As spendy as Apple’s cables are, I’ll at least give them the credit for making them all the same size (if not all the same capacity and ability). Over the years, it’s been a nightmare, as a PC user, to keep up with the number of cables required to connect devices and to charge devices and to otherwise use devices. Seeing one type of connector coming in to make everything work happily together (eventually) is a good thing. I’m tired of the snarl of USB cables I have, some of which I no longer remember what they belong to, or even if I still have the device they originally came with. But hey, you can’t throw out cables, because sure’n if you do, as soon as they’ve gone to the trash you’ll remember why you need them.
I remember the day that I discovered my cell phone charger will also charge my Kindle Fire as one of the best days of my life.
“Mom, how long will this happen to me?”
“For the rest of your life.”
A Ferguson, Mo., mother explaining to her 12-year-old son why he should get used to being patted down and questioned by local police, simply because of the color of his skin.
Something like that happening to me as a 12-year-old would have scared me to death.
Something like that happening to my own 12-year-old kid would make me mad.
And then you see pictures like this.
And then you’re told to tell your kids not to be afraid of the police.
If I saw this coming down the street at me while at a peaceful protest, I’d be crapping my pants. This is not police protection, or even police presence. This is police intimidation, pure and simple.
I do not know what happened leading up to Michael Brown’s shooting death in Ferguson. I do not know the facts. I’m distrustful of what the police have to say because they’re seriously covering their asses right now.

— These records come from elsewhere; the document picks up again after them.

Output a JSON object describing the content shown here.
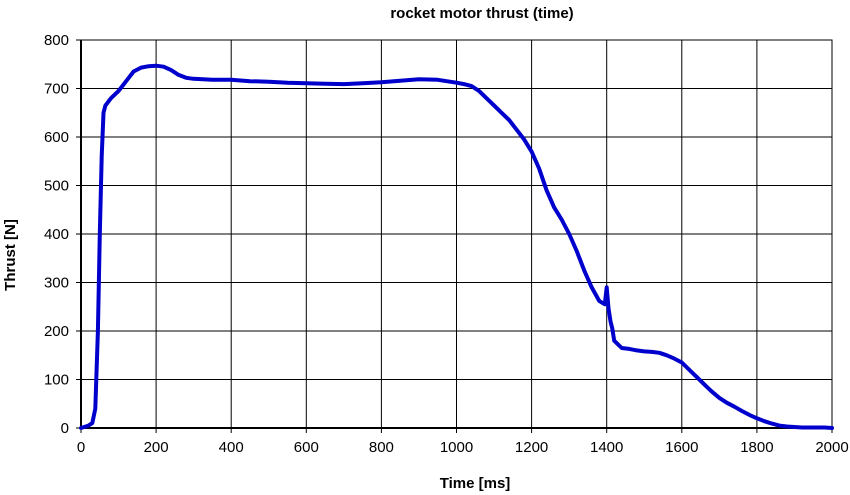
{
  "chart_data": {
    "type": "line",
    "title": "rocket motor thrust (time)",
    "xlabel": "Time [ms]",
    "ylabel": "Thrust [N]",
    "xlim": [
      0,
      2000
    ],
    "ylim": [
      0,
      800
    ],
    "xticks": [
      0,
      200,
      400,
      600,
      800,
      1000,
      1200,
      1400,
      1600,
      1800,
      2000
    ],
    "yticks": [
      0,
      100,
      200,
      300,
      400,
      500,
      600,
      700,
      800
    ],
    "grid": true,
    "legend": "none",
    "series": [
      {
        "color": "#0000cc",
        "x": [
          0,
          20,
          30,
          38,
          45,
          50,
          55,
          60,
          65,
          70,
          80,
          100,
          120,
          140,
          160,
          180,
          200,
          220,
          240,
          260,
          280,
          300,
          350,
          400,
          450,
          500,
          550,
          600,
          650,
          700,
          750,
          800,
          850,
          900,
          950,
          1000,
          1020,
          1040,
          1060,
          1080,
          1100,
          1120,
          1140,
          1160,
          1180,
          1200,
          1220,
          1240,
          1260,
          1280,
          1300,
          1320,
          1340,
          1360,
          1380,
          1395,
          1400,
          1405,
          1410,
          1415,
          1420,
          1440,
          1460,
          1480,
          1500,
          1520,
          1540,
          1560,
          1580,
          1600,
          1620,
          1640,
          1660,
          1680,
          1700,
          1720,
          1740,
          1760,
          1780,
          1800,
          1820,
          1840,
          1860,
          1880,
          1900,
          1920,
          1940,
          1960,
          1980,
          2000
        ],
        "values": [
          0,
          5,
          10,
          40,
          200,
          400,
          560,
          650,
          665,
          670,
          680,
          695,
          715,
          735,
          743,
          746,
          747,
          745,
          738,
          728,
          722,
          720,
          718,
          718,
          715,
          714,
          712,
          711,
          710,
          709,
          711,
          713,
          716,
          719,
          718,
          712,
          709,
          705,
          695,
          680,
          665,
          650,
          635,
          615,
          595,
          570,
          535,
          490,
          455,
          430,
          400,
          365,
          325,
          290,
          262,
          255,
          290,
          245,
          220,
          205,
          180,
          165,
          163,
          160,
          158,
          157,
          155,
          150,
          143,
          135,
          120,
          105,
          90,
          75,
          62,
          52,
          44,
          35,
          27,
          20,
          14,
          9,
          5,
          3,
          2,
          1,
          1,
          1,
          1,
          0
        ]
      }
    ]
  }
}
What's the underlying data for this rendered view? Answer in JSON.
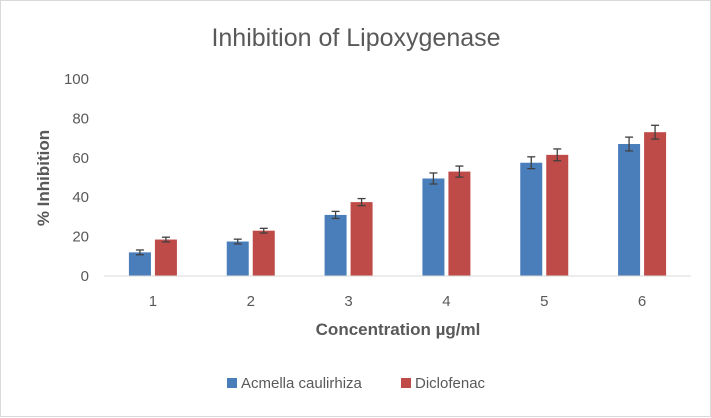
{
  "chart_data": {
    "type": "bar",
    "title": "Inhibition of Lipoxygenase",
    "xlabel": "Concentration µg/ml",
    "ylabel": "% Inhibition",
    "categories": [
      "1",
      "2",
      "3",
      "4",
      "5",
      "6"
    ],
    "ylim": [
      0,
      100
    ],
    "yticks": [
      0,
      20,
      40,
      60,
      80,
      100
    ],
    "grid": false,
    "legend": "bottom",
    "series": [
      {
        "name": "Acmella caulirhiza",
        "color": "#4a7ebb",
        "values": [
          12,
          17.5,
          31,
          49.5,
          57.5,
          67
        ],
        "errors": [
          1.2,
          1.2,
          1.8,
          2.8,
          3.0,
          3.5
        ]
      },
      {
        "name": "Diclofenac",
        "color": "#be4b48",
        "values": [
          18.5,
          23,
          37.5,
          53,
          61.5,
          73
        ],
        "errors": [
          1.2,
          1.2,
          1.8,
          2.8,
          3.0,
          3.5
        ]
      }
    ]
  }
}
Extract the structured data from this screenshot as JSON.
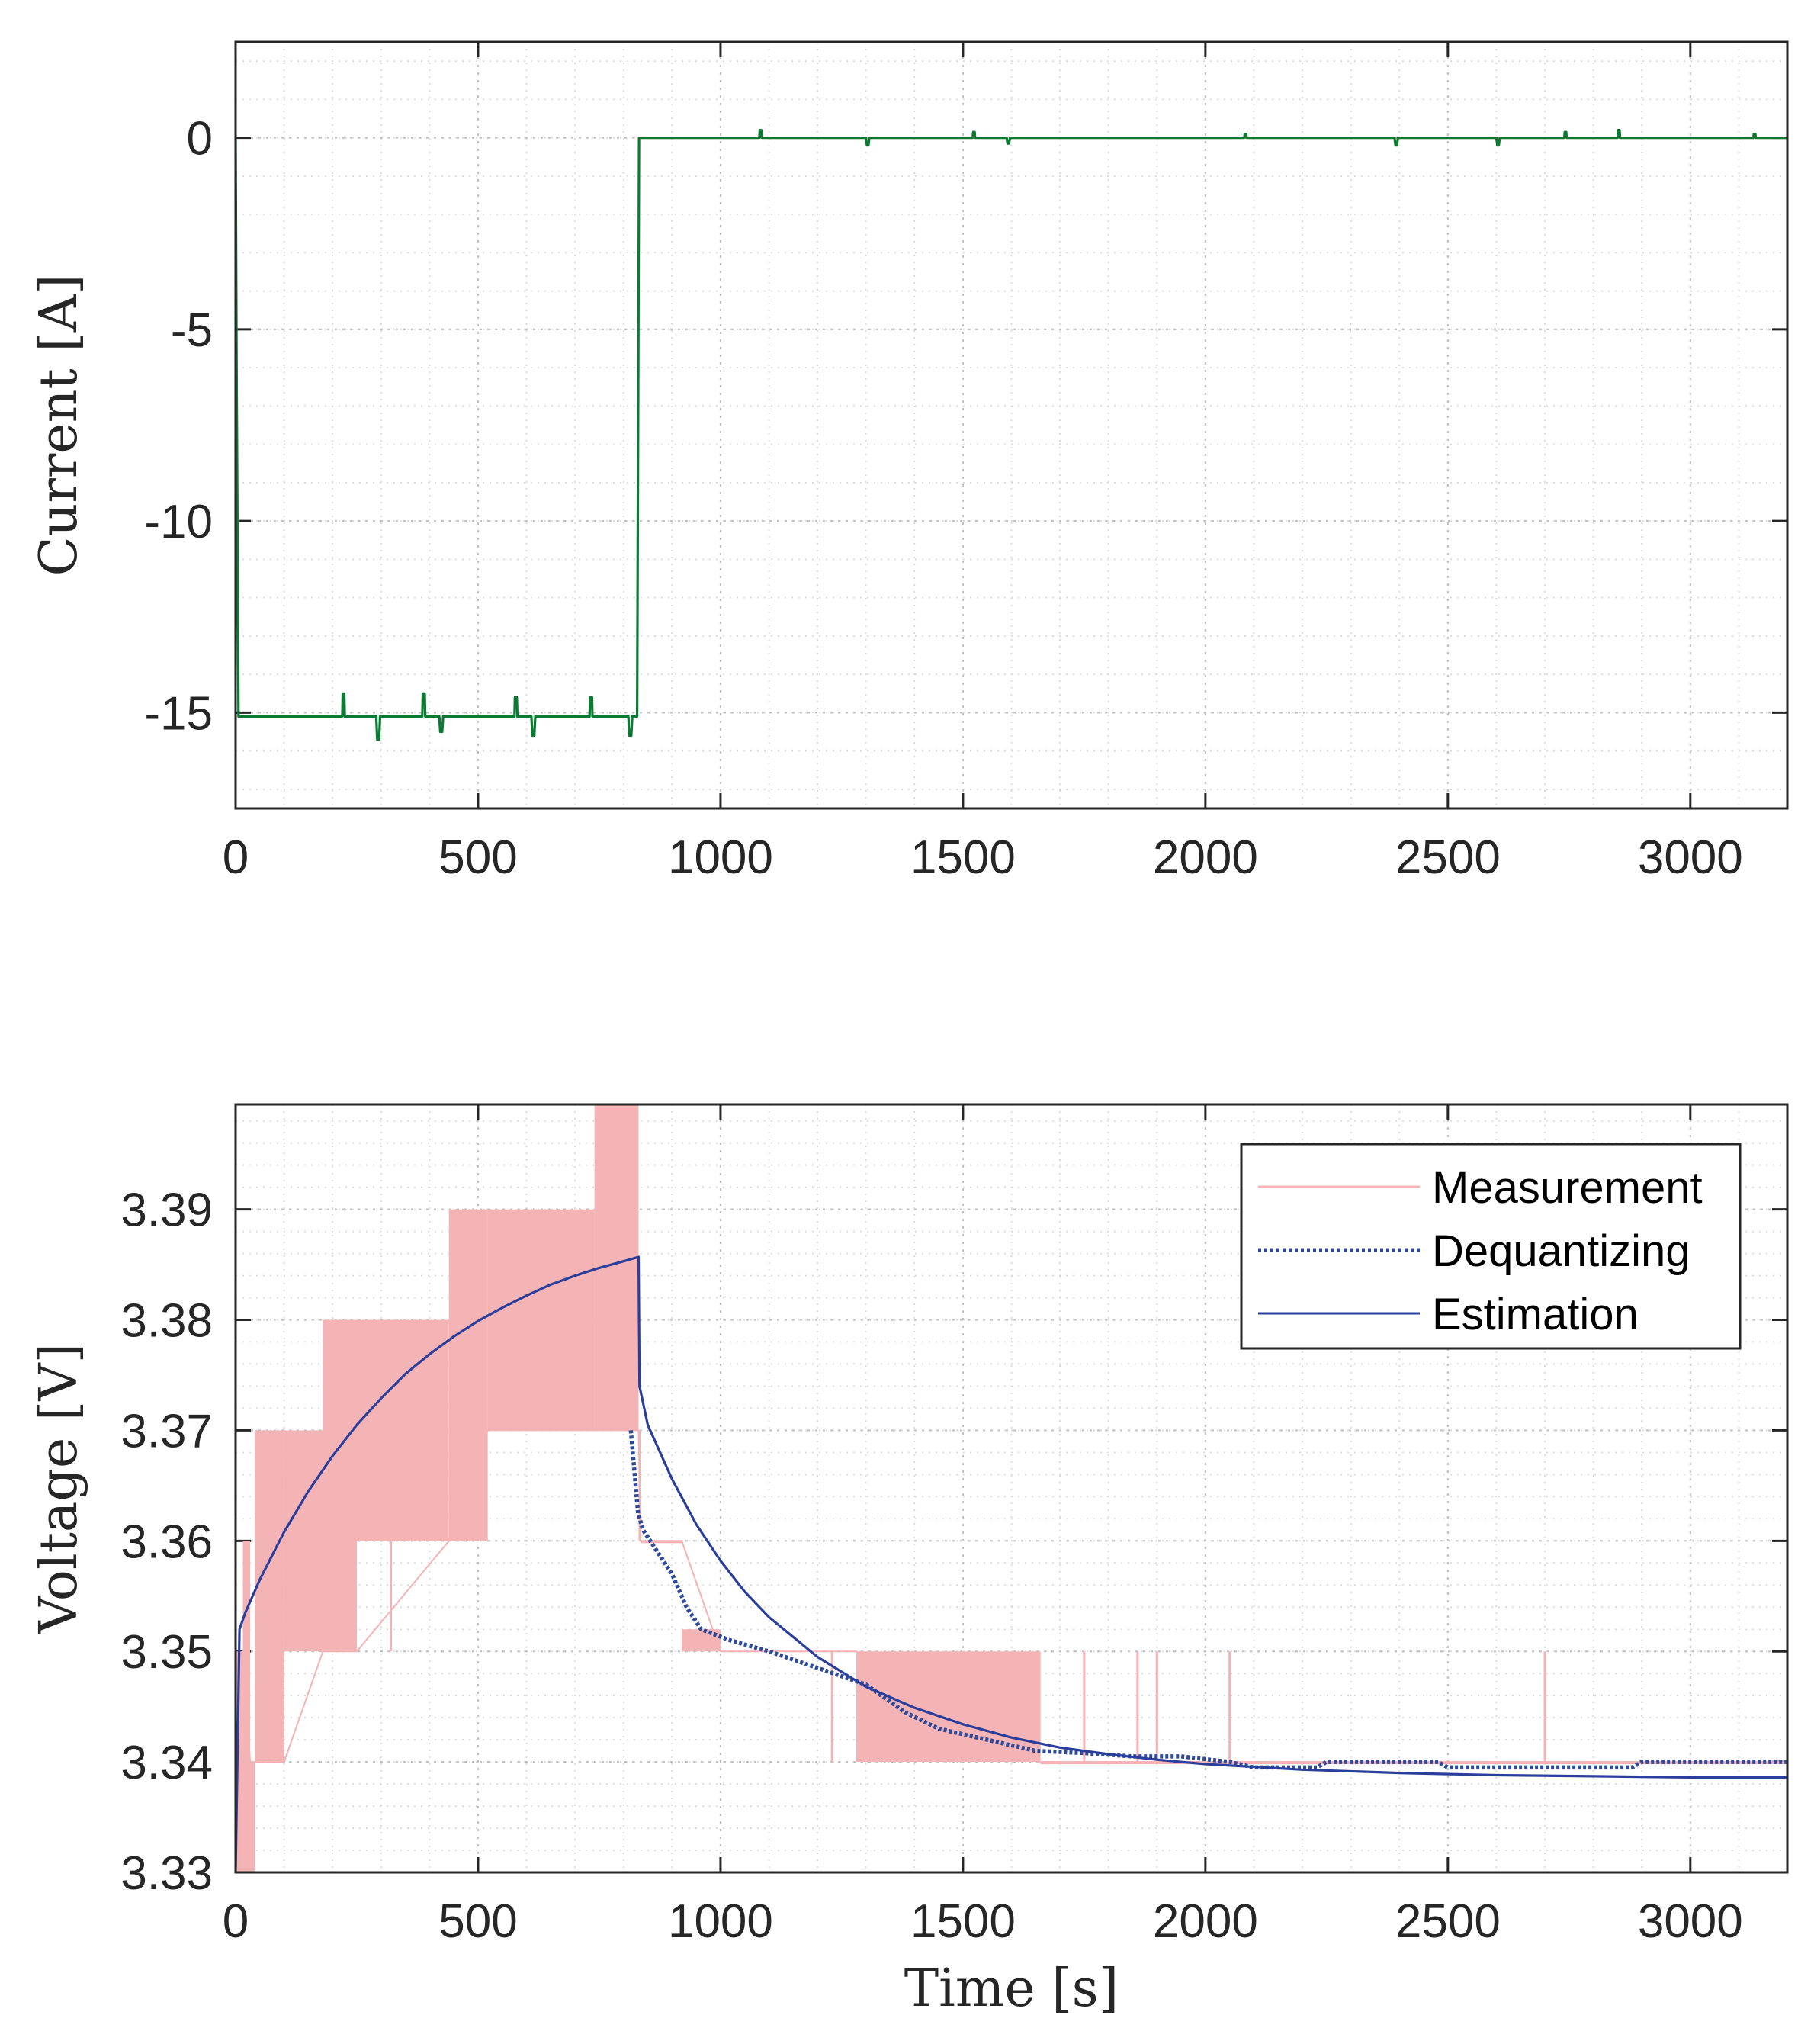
{
  "chart_data": [
    {
      "type": "line",
      "title": "",
      "xlabel": "",
      "ylabel": "Current [A]",
      "xlim": [
        0,
        3200
      ],
      "ylim": [
        -17.5,
        2.5
      ],
      "xticks": [
        0,
        500,
        1000,
        1500,
        2000,
        2500,
        3000
      ],
      "yticks": [
        0,
        -5,
        -10,
        -15
      ],
      "xtick_labels": [
        "0",
        "500",
        "1000",
        "1500",
        "2000",
        "2500",
        "3000"
      ],
      "ytick_labels": [
        "0",
        "-5",
        "-10",
        "-15"
      ],
      "grid": true,
      "minor_grid": true,
      "series": [
        {
          "color": "#0c7a33",
          "style": "solid",
          "x": [
            0,
            2,
            6,
            10,
            220,
            221,
            224,
            225,
            290,
            292,
            296,
            298,
            385,
            386,
            390,
            391,
            420,
            422,
            426,
            428,
            575,
            576,
            580,
            581,
            610,
            612,
            616,
            618,
            730,
            731,
            735,
            736,
            810,
            812,
            816,
            818,
            828,
            832,
            834,
            1080,
            1081,
            1084,
            1085,
            1300,
            1302,
            1305,
            1307,
            1520,
            1521,
            1524,
            1525,
            1590,
            1592,
            1595,
            1597,
            2080,
            2081,
            2084,
            2085,
            2390,
            2392,
            2395,
            2397,
            2600,
            2602,
            2605,
            2607,
            2740,
            2741,
            2744,
            2745,
            2850,
            2851,
            2854,
            2855,
            3130,
            3131,
            3134,
            3135,
            3200
          ],
          "y": [
            0,
            -6,
            -15.1,
            -15.1,
            -15.1,
            -14.5,
            -14.5,
            -15.1,
            -15.1,
            -15.7,
            -15.7,
            -15.1,
            -15.1,
            -14.5,
            -14.5,
            -15.1,
            -15.1,
            -15.5,
            -15.5,
            -15.1,
            -15.1,
            -14.6,
            -14.6,
            -15.1,
            -15.1,
            -15.6,
            -15.6,
            -15.1,
            -15.1,
            -14.6,
            -14.6,
            -15.1,
            -15.1,
            -15.6,
            -15.6,
            -15.1,
            -15.1,
            0,
            0,
            0,
            0.2,
            0.2,
            0,
            0,
            -0.2,
            -0.2,
            0,
            0,
            0.15,
            0.15,
            0,
            0,
            -0.15,
            -0.15,
            0,
            0,
            0.1,
            0.1,
            0,
            0,
            -0.2,
            -0.2,
            0,
            0,
            -0.2,
            -0.2,
            0,
            0,
            0.15,
            0.15,
            0,
            0,
            0.2,
            0.2,
            0,
            0,
            0.1,
            0.1,
            0,
            0
          ]
        }
      ]
    },
    {
      "type": "line",
      "title": "",
      "xlabel": "Time [s]",
      "ylabel": "Voltage [V]",
      "xlim": [
        0,
        3200
      ],
      "ylim": [
        3.33,
        3.3995
      ],
      "xticks": [
        0,
        500,
        1000,
        1500,
        2000,
        2500,
        3000
      ],
      "yticks": [
        3.33,
        3.34,
        3.35,
        3.36,
        3.37,
        3.38,
        3.39
      ],
      "xtick_labels": [
        "0",
        "500",
        "1000",
        "1500",
        "2000",
        "2500",
        "3000"
      ],
      "ytick_labels": [
        "3.33",
        "3.34",
        "3.35",
        "3.36",
        "3.37",
        "3.38",
        "3.39"
      ],
      "grid": true,
      "minor_grid": true,
      "legend_location": "top-right",
      "series": [
        {
          "name": "Measurement",
          "color": "#f4b3b5",
          "style": "solid",
          "bands": [
            {
              "x0": 0,
              "x1": 15,
              "y0": 3.33,
              "y1": 3.35
            },
            {
              "x0": 15,
              "x1": 30,
              "y0": 3.33,
              "y1": 3.36
            },
            {
              "x0": 30,
              "x1": 40,
              "y0": 3.33,
              "y1": 3.34
            },
            {
              "x0": 40,
              "x1": 100,
              "y0": 3.34,
              "y1": 3.37
            },
            {
              "x0": 100,
              "x1": 180,
              "y0": 3.35,
              "y1": 3.37
            },
            {
              "x0": 180,
              "x1": 250,
              "y0": 3.35,
              "y1": 3.38
            },
            {
              "x0": 250,
              "x1": 440,
              "y0": 3.36,
              "y1": 3.38
            },
            {
              "x0": 440,
              "x1": 520,
              "y0": 3.36,
              "y1": 3.39
            },
            {
              "x0": 520,
              "x1": 600,
              "y0": 3.37,
              "y1": 3.39
            },
            {
              "x0": 600,
              "x1": 740,
              "y0": 3.37,
              "y1": 3.39
            },
            {
              "x0": 740,
              "x1": 831,
              "y0": 3.37,
              "y1": 3.3995
            },
            {
              "x0": 831,
              "x1": 835,
              "y0": 3.36,
              "y1": 3.37
            },
            {
              "x0": 835,
              "x1": 920,
              "y0": 3.36,
              "y1": 3.36
            },
            {
              "x0": 920,
              "x1": 1000,
              "y0": 3.35,
              "y1": 3.352
            },
            {
              "x0": 1280,
              "x1": 1660,
              "y0": 3.34,
              "y1": 3.35
            },
            {
              "x0": 1660,
              "x1": 3200,
              "y0": 3.34,
              "y1": 3.34
            }
          ],
          "x": [
            0,
            15,
            30,
            100,
            180,
            250,
            440,
            520,
            740,
            831,
            835,
            920,
            1000,
            1280,
            1660,
            3200
          ],
          "y": [
            3.33,
            3.35,
            3.34,
            3.34,
            3.35,
            3.35,
            3.36,
            3.37,
            3.37,
            3.37,
            3.36,
            3.36,
            3.35,
            3.35,
            3.34,
            3.34
          ],
          "spikes": [
            {
              "x": 320,
              "y0": 3.35,
              "y1": 3.36
            },
            {
              "x": 1230,
              "y0": 3.34,
              "y1": 3.35
            },
            {
              "x": 1750,
              "y0": 3.34,
              "y1": 3.35
            },
            {
              "x": 1860,
              "y0": 3.34,
              "y1": 3.35
            },
            {
              "x": 1900,
              "y0": 3.34,
              "y1": 3.35
            },
            {
              "x": 2050,
              "y0": 3.34,
              "y1": 3.35
            },
            {
              "x": 2700,
              "y0": 3.34,
              "y1": 3.35
            }
          ]
        },
        {
          "name": "Dequantizing",
          "color": "#2e4a9a",
          "style": "dotted",
          "x": [
            815,
            830,
            840,
            870,
            900,
            930,
            960,
            990,
            1020,
            1100,
            1200,
            1300,
            1380,
            1450,
            1550,
            1650,
            1750,
            1850,
            1950,
            2050,
            2100,
            2230,
            2250,
            2480,
            2500,
            2880,
            2900,
            3200
          ],
          "y": [
            3.37,
            3.3625,
            3.361,
            3.359,
            3.357,
            3.354,
            3.352,
            3.3515,
            3.351,
            3.35,
            3.3485,
            3.347,
            3.3445,
            3.343,
            3.342,
            3.341,
            3.3408,
            3.3405,
            3.3405,
            3.34,
            3.3395,
            3.3395,
            3.34,
            3.34,
            3.3395,
            3.3395,
            3.34,
            3.34
          ]
        },
        {
          "name": "Estimation",
          "color": "#2a3f9c",
          "style": "solid",
          "x": [
            0,
            8,
            20,
            50,
            100,
            150,
            200,
            250,
            300,
            350,
            400,
            450,
            500,
            550,
            600,
            650,
            700,
            750,
            800,
            831,
            833,
            850,
            900,
            950,
            1000,
            1050,
            1100,
            1200,
            1300,
            1400,
            1500,
            1600,
            1700,
            1800,
            1900,
            2000,
            2200,
            2400,
            2600,
            2800,
            3000,
            3200
          ],
          "y": [
            3.33,
            3.352,
            3.3535,
            3.3565,
            3.3608,
            3.3645,
            3.3677,
            3.3705,
            3.3729,
            3.3751,
            3.3769,
            3.3785,
            3.3799,
            3.3811,
            3.3822,
            3.3832,
            3.384,
            3.3847,
            3.3853,
            3.3857,
            3.374,
            3.3705,
            3.3656,
            3.3615,
            3.3582,
            3.3554,
            3.3531,
            3.3495,
            3.3468,
            3.3449,
            3.3434,
            3.3422,
            3.3413,
            3.3407,
            3.3402,
            3.3398,
            3.3393,
            3.339,
            3.3388,
            3.3387,
            3.3386,
            3.3386
          ]
        }
      ]
    }
  ]
}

I’m distrustful of what witnesses said happened, because it’s known far and wide that witnesses above a certain age often report what they wanted to see, not what they actually saw.
This is what I see:
African-American families rightfully fearful of their local police force.
The local police force out in full riot gear, giving no one the appearance that they’re there to Serve and Protect.
If Ferguson, Mo., were my home town, I’d be ashamed. Ashamed of the looting and arson. Ashamed of a police force that thinks it has to pull out the heavy weaponry and arrest and harass journalists, let alone arresting and harassing those they’re paid to S&P. Good news came today when Missouri Go. Nixon pulled the St. Louis County Police out of Ferguson, substituting the highway patrol.
I've written a lot in the past few months about Aldous Huxley's vision of the world gone sour. Now suddenly George Orwell's police state rears its ugly head. Not sure which is worse, but I do know I'd rather see neither vision fulfilled.